India’s middle class is buying gold by the kilo and throwing lavish weddings but can’t plan for a medical emergency. The real crisis? A culture that glorifies struggle and ignores financial literacy.
Analyst Hardik Joshi, in a LinkedIn post, ripped into India’s warped money priorities: “We teach kids to crack IIT, but not how to file an ITR. We buy gold in kilos, but don’t have health insurance. We plan for weddings, but not for retirement.”
For millions of middle-class families, financial planning stops at “beta job lag jaaye toh sab thik ho jaayega.”
The rest—budgeting, insurance, passive income—is an afterthought.
Joshi called it what it is: “No budgeting. No risk management. No financial literacy. Just vibes and blind faith.”
And the data backs him. According to the National Centre for Financial Education, only 27% of Indian adults are financially literate. Less than 10% of households have retirement plans.
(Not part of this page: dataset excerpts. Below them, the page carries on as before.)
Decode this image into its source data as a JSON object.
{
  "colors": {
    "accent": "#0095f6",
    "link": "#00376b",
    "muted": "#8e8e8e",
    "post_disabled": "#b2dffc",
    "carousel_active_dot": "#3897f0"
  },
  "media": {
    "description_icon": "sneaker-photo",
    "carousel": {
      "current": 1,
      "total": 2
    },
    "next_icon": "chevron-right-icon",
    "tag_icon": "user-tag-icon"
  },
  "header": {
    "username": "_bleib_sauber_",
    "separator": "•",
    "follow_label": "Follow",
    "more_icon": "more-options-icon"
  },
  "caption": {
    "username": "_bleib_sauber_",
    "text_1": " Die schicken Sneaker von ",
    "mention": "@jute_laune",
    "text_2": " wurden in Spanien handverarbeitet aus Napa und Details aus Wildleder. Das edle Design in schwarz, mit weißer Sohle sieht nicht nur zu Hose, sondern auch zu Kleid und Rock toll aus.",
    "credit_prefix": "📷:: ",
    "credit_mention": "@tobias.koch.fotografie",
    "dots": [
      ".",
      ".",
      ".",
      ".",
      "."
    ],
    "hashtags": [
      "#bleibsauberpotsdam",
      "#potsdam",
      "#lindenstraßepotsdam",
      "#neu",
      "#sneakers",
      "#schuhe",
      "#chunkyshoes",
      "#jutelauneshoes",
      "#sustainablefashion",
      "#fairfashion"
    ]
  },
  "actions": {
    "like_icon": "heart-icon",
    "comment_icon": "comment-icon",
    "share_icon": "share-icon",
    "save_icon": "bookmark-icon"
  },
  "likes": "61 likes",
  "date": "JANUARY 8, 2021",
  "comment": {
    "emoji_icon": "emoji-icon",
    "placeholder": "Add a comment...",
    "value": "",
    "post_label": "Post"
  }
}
Just 20% have health insurance. Most remain unprepared for emergencies, with no term coverage and no savings buffer.
In Joshi’s words: “Generational trauma gets passed down, but not generational financial wisdom.”
This neglect isn’t just bad planning—it’s dangerous. Low financial literacy traps families in cycles of debt, forces reliance on informal lenders, and leaves them exposed during crises. Even in urban areas, awareness of basic financial tools remains below global standards.
The problem runs deep, especially in poorer states and among women. Without a cultural shift, India’s middle class will continue to measure success in gold and ceremonies—while staying one crisis away from collapse.
“Finance isn’t just for the rich,” Joshi warned. “It’s for every middle-class family that wants to stop living paycheck to paycheck.”